NASS-IMS-Bundled-Authentication (NBA) is used to provide access to the IMS network for legacy equipment that cannot support IMS AKA. The authentication algorithm is enhanced to include and select NBA authentication. 

The primary objective of the NBA is to gain access to the IMS network, based on successful access level authentication. This is achieved by associating an IMS identity with a fixed specific location from where it is authorized to access from. The SBC Core infers an authentication scheme applicable to the user based on response from S-CSCF for initial REGISTER request. If S-CSCF selects NBA, it either sends 200 OK or 403 response.
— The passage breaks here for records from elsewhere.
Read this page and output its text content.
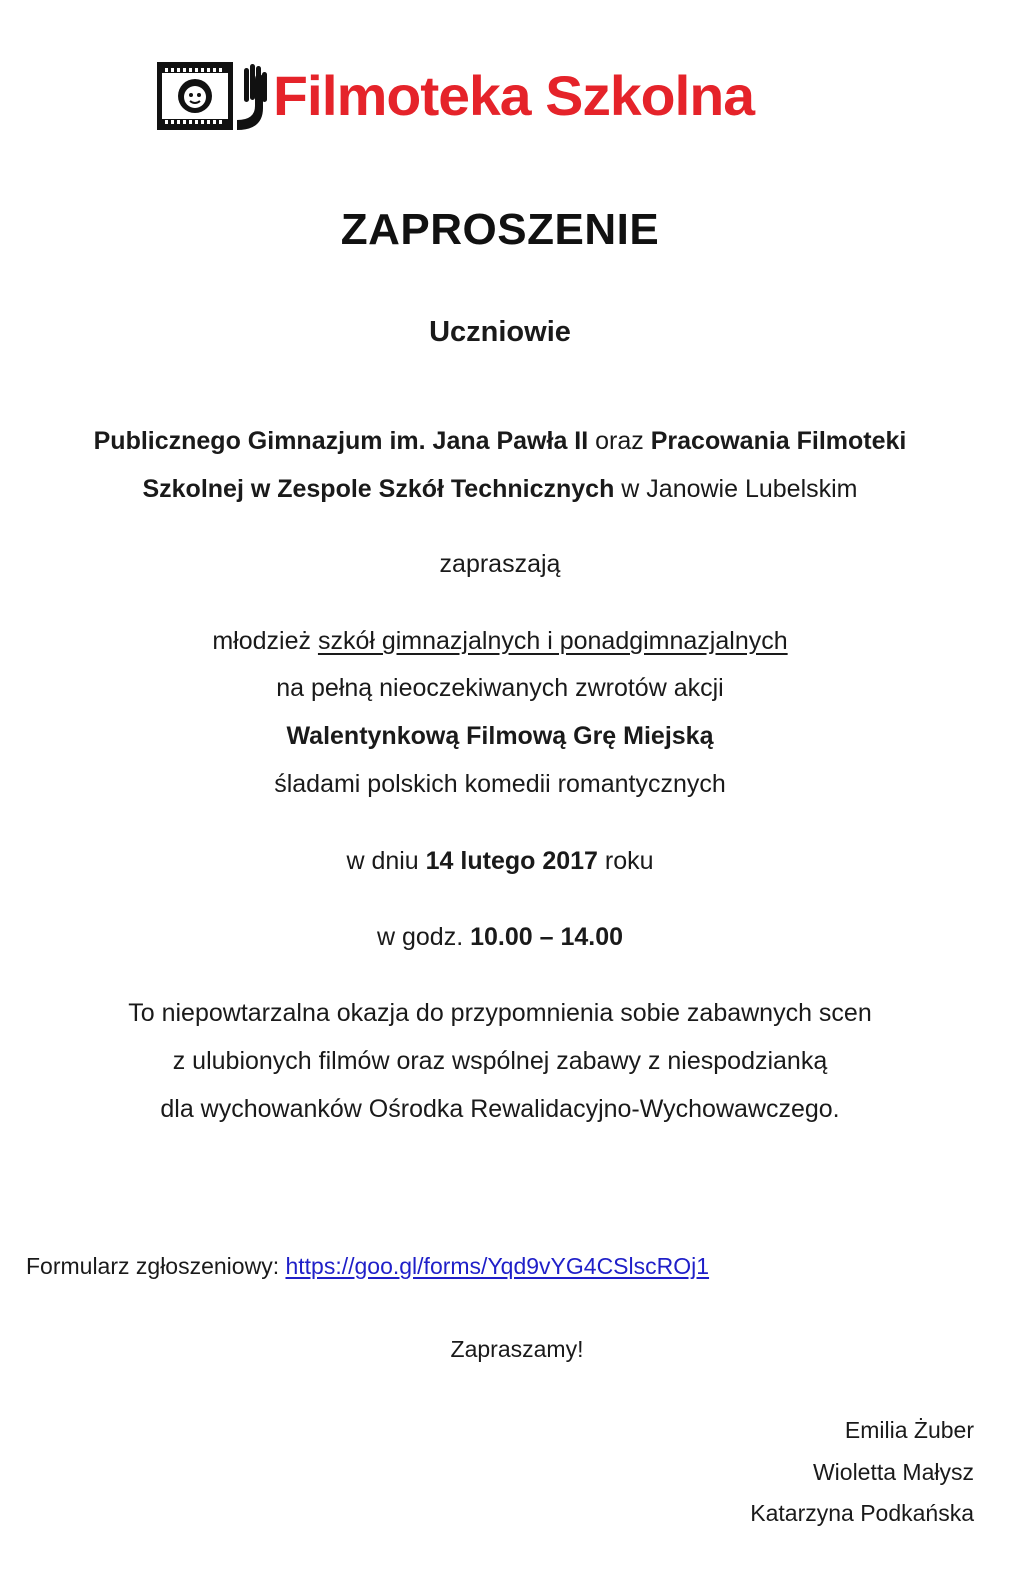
Filmoteka Szkolna
ZAPROSZENIE
Uczniowie
Publicznego Gimnazjum im. Jana Pawła II oraz Pracowania Filmoteki
Szkolnej w Zespole Szkół Technicznych w Janowie Lubelskim
zapraszają
młodzież szkół gimnazjalnych i ponadgimnazjalnych
na pełną nieoczekiwanych zwrotów akcji
Walentynkową Filmową Grę Miejską
śladami polskich komedii romantycznych
w dniu 14 lutego 2017 roku
w godz. 10.00 – 14.00
To niepowtarzalna okazja do przypomnienia sobie zabawnych scen
z ulubionych filmów oraz wspólnej zabawy z niespodzianką
dla wychowanków Ośrodka Rewalidacyjno-Wychowawczego.
Formularz zgłoszeniowy: https://goo.gl/forms/Yqd9vYG4CSlscROj1
Zapraszamy!
Emilia Żuber
Wioletta Małysz
Katarzyna Podkańska
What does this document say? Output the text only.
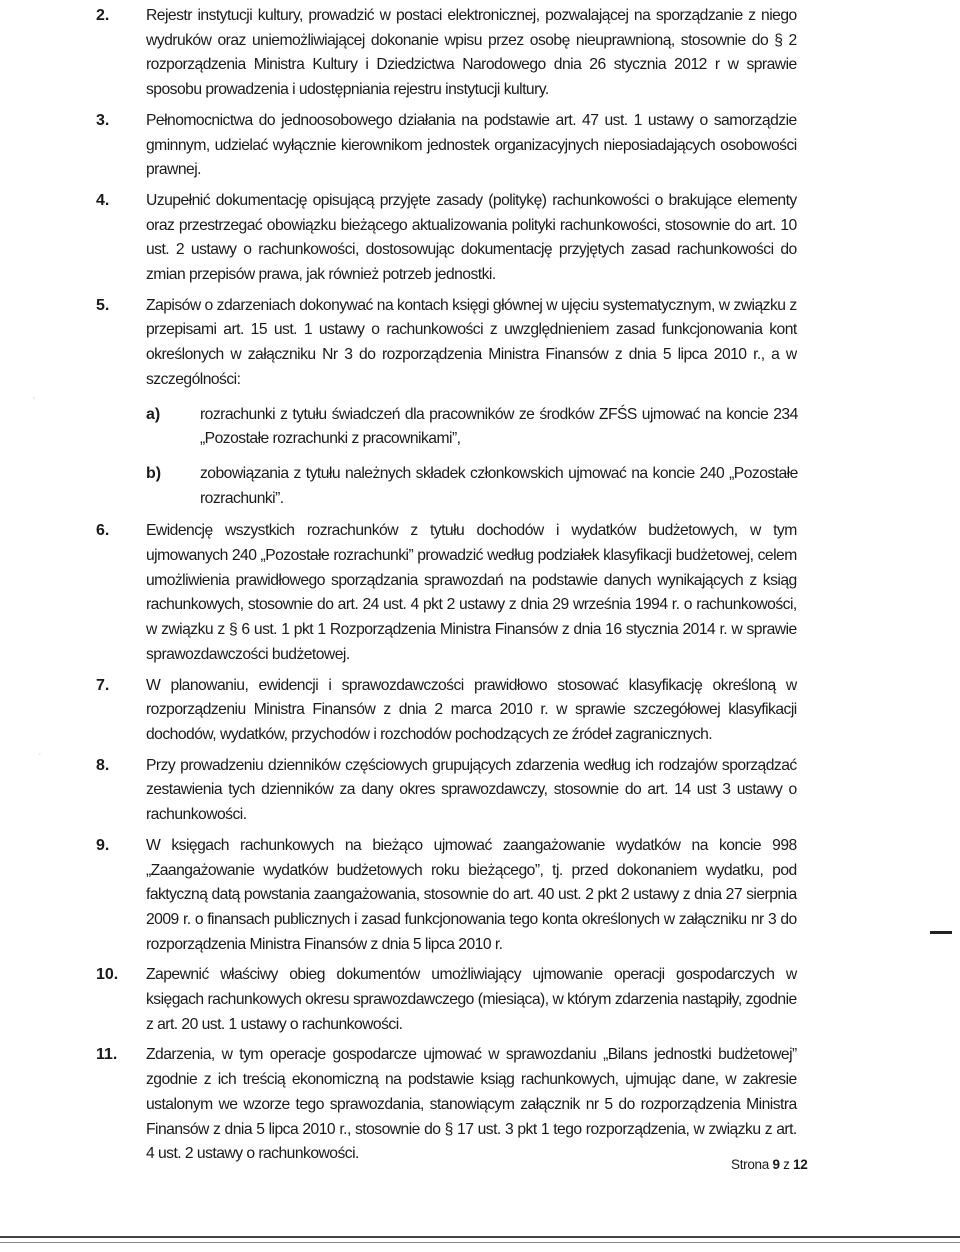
2. Rejestr instytucji kultury, prowadzić w postaci elektronicznej, pozwalającej na sporządzanie z niego wydruków oraz uniemożliwiającej dokonanie wpisu przez osobę nieuprawnioną, stosownie do § 2 rozporządzenia Ministra Kultury i Dziedzictwa Narodowego dnia 26 stycznia 2012 r w sprawie sposobu prowadzenia i udostępniania rejestru instytucji kultury.
3. Pełnomocnictwa do jednoosobowego działania na podstawie art. 47 ust. 1 ustawy o samorządzie gminnym, udzielać wyłącznie kierownikom jednostek organizacyjnych nieposiadających osobowości prawnej.
4. Uzupełnić dokumentację opisującą przyjęte zasady (politykę) rachunkowości o brakujące elementy oraz przestrzegać obowiązku bieżącego aktualizowania polityki rachunkowości, stosownie do art. 10 ust. 2 ustawy o rachunkowości, dostosowując dokumentację przyjętych zasad rachunkowości do zmian przepisów prawa, jak również potrzeb jednostki.
5. Zapisów o zdarzeniach dokonywać na kontach księgi głównej w ujęciu systematycznym, w związku z przepisami art. 15 ust. 1 ustawy o rachunkowości z uwzględnieniem zasad funkcjonowania kont określonych w załączniku Nr 3 do rozporządzenia Ministra Finansów z dnia 5 lipca 2010 r., a w szczególności:
a) rozrachunki z tytułu świadczeń dla pracowników ze środków ZFŚS ujmować na koncie 234 „Pozostałe rozrachunki z pracownikami”,
b) zobowiązania z tytułu należnych składek członkowskich ujmować na koncie 240 „Pozostałe rozrachunki”.
6. Ewidencję wszystkich rozrachunków z tytułu dochodów i wydatków budżetowych, w tym ujmowanych 240 „Pozostałe rozrachunki” prowadzić według podziałek klasyfikacji budżetowej, celem umożliwienia prawidłowego sporządzania sprawozdań na podstawie danych wynikających z ksiąg rachunkowych, stosownie do art. 24 ust. 4 pkt 2 ustawy z dnia 29 września 1994 r. o rachunkowości, w związku z § 6 ust. 1 pkt 1 Rozporządzenia Ministra Finansów z dnia 16 stycznia 2014 r. w sprawie sprawozdawczości budżetowej.
7. W planowaniu, ewidencji i sprawozdawczości prawidłowo stosować klasyfikację określoną w rozporządzeniu Ministra Finansów z dnia 2 marca 2010 r. w sprawie szczegółowej klasyfikacji dochodów, wydatków, przychodów i rozchodów pochodzących ze źródeł zagranicznych.
8. Przy prowadzeniu dzienników częściowych grupujących zdarzenia według ich rodzajów sporządzać zestawienia tych dzienników za dany okres sprawozdawczy, stosownie do art. 14 ust 3 ustawy o rachunkowości.
9. W księgach rachunkowych na bieżąco ujmować zaangażowanie wydatków na koncie 998 „Zaangażowanie wydatków budżetowych roku bieżącego”, tj. przed dokonaniem wydatku, pod faktyczną datą powstania zaangażowania, stosownie do art. 40 ust. 2 pkt 2 ustawy z dnia 27 sierpnia 2009 r. o finansach publicznych i zasad funkcjonowania tego konta określonych w załączniku nr 3 do rozporządzenia Ministra Finansów z dnia 5 lipca 2010 r.
10. Zapewnić właściwy obieg dokumentów umożliwiający ujmowanie operacji gospodarczych w księgach rachunkowych okresu sprawozdawczego (miesiąca), w którym zdarzenia nastąpiły, zgodnie z art. 20 ust. 1 ustawy o rachunkowości.
11. Zdarzenia, w tym operacje gospodarcze ujmować w sprawozdaniu „Bilans jednostki budżetowej” zgodnie z ich treścią ekonomiczną na podstawie ksiąg rachunkowych, ujmując dane, w zakresie ustalonym we wzorze tego sprawozdania, stanowiącym załącznik nr 5 do rozporządzenia Ministra Finansów z dnia 5 lipca 2010 r., stosownie do § 17 ust. 3 pkt 1 tego rozporządzenia, w związku z art. 4 ust. 2 ustawy o rachunkowości.
·
·
Strona 9 z 12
The SBC infers an NBA authentication scheme on receipt of 200 OK and follows procedures associated with NBA. So, P-CSCF switches to either NBA or SIP Digest w/o TLS based on S-CSCF's response. When NBA is in use, receiving a 401 (Unauthorized) response to the REGISTER request is not expected.

The SBC performs NBA authentication procedures followed by SIP Digest w/o TLS authentication for the REGISTER request received over TISPAN NASS access. 

The SBC continues to use the authentication mechanism selected during processing of initial registration message for a "subsequent" registration.


The steps required for SIP Digest and for NBA are not in contradiction. Rather, for NBA, P-CSCF needs to perform additional steps, namely an exchange with TISPAN NASS and an inclusion of NASS location information in REGISTER request, on top of the steps required for SIP Digest.


When P-CSCF receives a REGISTER from the UE, and once NBA is selected as the authentication scheme, P-CSCF contacts CLF over the e2 interface. P-CSCF performs a"Location Information Query" towards CLF using the E2 interface User-Data-Request and User-Data-Answer message exchange to learn the location information. CLF sends the response to P-CSCF including location information of UE using the given IP address / User-Name. Upon getting a response from CLF, P-CSCF inserts PANI header, appends NASS location information to SIP REGISTER message, and forwards REGISTER message towards IMS core, in order to authenticate UE.


When registering to an IMS subsystem, the location where UE is accessing from is verified by the Network Attachment Subsystem (NASS). If the NASS location is equal to the provisioned location, then the UE is authorized to access IMS. 

The UE gets network attachment after authentication at the NASS level. The Connectivity session Location and repository Function (CLF) in the NASS is a database that holds a binding between the IP address and location information. The interface between CLF and P-CSCF is known as the e2 interface. 

The SBC supports various IMS authentication schemes like IMS AKA, SIP digest w/o TLS, GIBA, and now NBA. When a UE sends a register request, P-CSCF selects one of the authentication schemes based on the algorithm. 

Authentication Algorithm 

If a REGISTER request from UE does not contain a Security-Client header field, and instead contains a Security-Client header field and Require, and if the Proxy-Require header fields do not contain "sec-agree", then P-CSCF behaves as follows using the authentication algorithm:

  • If REGISTER request does NOT contain an Authorization header field and is received over TISPAN NASS access, and P-CSCF supports both SIP digest and NBA, then P-CSCF performs NBA as well as steps required for SIP digest w/o TLS 
  • If REGISTER request contains an Authorization header field and was received over TISPAN NASS access, and P-CSCF supports both SIP digest and NBA, then P-CSCF performs NBA as well as steps required for SIP digest w/o TLS.